Wednesday, June 24, 2009

Joe Would Have Been 23 Today

When I started this blog almost a year ago, I dedicated it to learning something new every day and living for each day.  I feel I've remained true to Joe's wisdom.  Lately I've been thinking about the people in our lives and how much they affect us.  Had I not read Joe's MySpace page right after he died, then I would have never been compelled to "stick it out" with this thing.  Joe won't ever come back, but this blog will remain; hopefully as a constant reminder that everyone's life is significant.  Every day a human is a part of this world, that day is important.  We revolve around each other and push each other to an indefinite end.  Even our energy propels us forward. Whether it is the man down the street who asked for my number a few hours ago, or the woman screaming at her kids in her car, we leave an imprint on each other. 

In the past year, I've met some interesting people. Some came into my life all too briefly and others have remained.  My close friendships have remained a constant and have become stronger.  My blog header says: 
"Sometimes in life you regret the things you've done. Always learn from you mistakes. 

 'Live like you were going to die tomorrow. 

Learn like you were going to live forever.'"

I've learned a lot this past year and the majority of it has to do with the people in my life.  I've learned from them to trust my gut instinct.  I went to France almost a year ago and I knew instinctively when I received the letter that I had been accepted into the program I signed up for, that it wasn't what I needed to do.  After reading "The Alchemist," I knew that my journey there would lead me back home, just like Santiago.  My treasure awaited me here.  I had been seeking it for years elsewhere and once I got to where I thought it was buried, I realized it was back where I started.  Had I not met Victor in Krakow, who knows when I would have picked up Paolo Coehlo's short novel.  Thanks to Victor and Paolo, my search for my treasure was over.  I knew where it was, it was within my grasp, and it was and still is here in Kansas City.  Coehlo's character waits patiently but never relents in his quest to retrieve his ultimate treasure; and I know that I must do the same.  In the meantime, I am learning even more from the people I meet, and in the process more about myself.

All of you who read this are people that I know and I hope that you know how much I treasure you as my inspiration.  Through you I have learned that my capacity for love is tremendous.  However, the introduction of  simple young child culminated my understanding of this.  My instinct about France became stronger than ever, but I couldn't let one instant deter me from something that I was convinced I must do with my life.  I've always known that I have the ability to love, but I didn't fully realize that I was capable of loving so unconditionally, that it could be so sudden and so consuming.  That one moment has brought me to the realization that my love for my sisters, my parents, my grandparents, my cousins, all their kids was not just a simple, "I love because I'm supposed to" type of feeling, but a feeling that actually motivates me to demonstrate and act upon that love and treat them the way I feel about them.  

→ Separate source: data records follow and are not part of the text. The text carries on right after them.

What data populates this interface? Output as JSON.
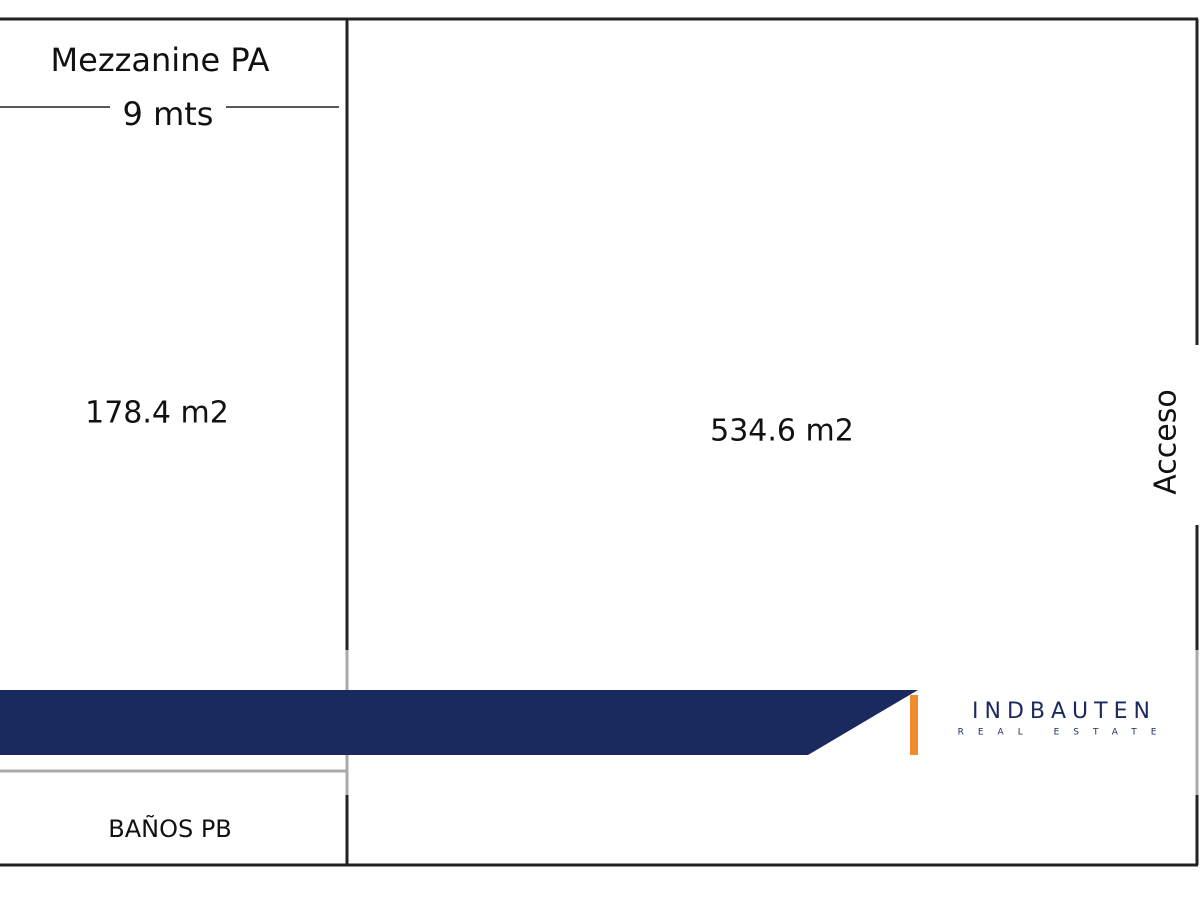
{
  "rooms": [
    {
      "title": "Mezzanine PA",
      "width": "9 mts",
      "area": "178.4 m2"
    },
    {
      "area": "534.6 m2",
      "door": "Acceso"
    },
    {
      "title": "BAÑOS PB"
    }
  ],
  "logo": {
    "brand": "INDBAUTEN",
    "tagline": "REAL ESTATE"
  }
}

I believe that love is the feeling that most enflames us to act.  

When one first recognizes their extent of their feelings, one is able to distort the meaning of them and thrust them onto unsuspecting persons.  It can be overwhelming to that person, it can be suffocating, and frightening. I did that and I'm not ashamed.  I acted on  impulse and will not apologize for what felt right at that moment.  All these years of holding back from those I could have loved in this way was manifested into one manic episode.   My actions weren't meant to harm, but to let another human know my ability to love another.  Of course in my disorientation, I'm sure I came off as unbalanced.  Technically I guess I was.  The one who witnessed the fury of my emotions had never been able to discover the extent of this cognitive awareness in a calmer developmental process.  So, I guess, the release of my unexplored passion had to happen in order for me to tame it and use it more wisely in the future...  

If you've read my previous blogs, then you know that I have used it to uncover the meaning of these emotions. When I became comfortable with my awareness, I became silent.  I have found peace within myself.  I have accepted that I am a feeling human like the rest of you, and I have accepted my ability to love unreserved.  Because of it, I now 

 live like I were going to die tomorrow, and I learn like I was going to live forever.  

And I have everyone that has come into my life this year and all the years before to thank for it.  I love you all!  Even those of you who I have not met.


HAPPY BIRTHDAY JOE! 
 YOU ARE MY INSPIRATION! 

FLY WITH THE ANGELS, WE'LL LOVE YOU FOREVER!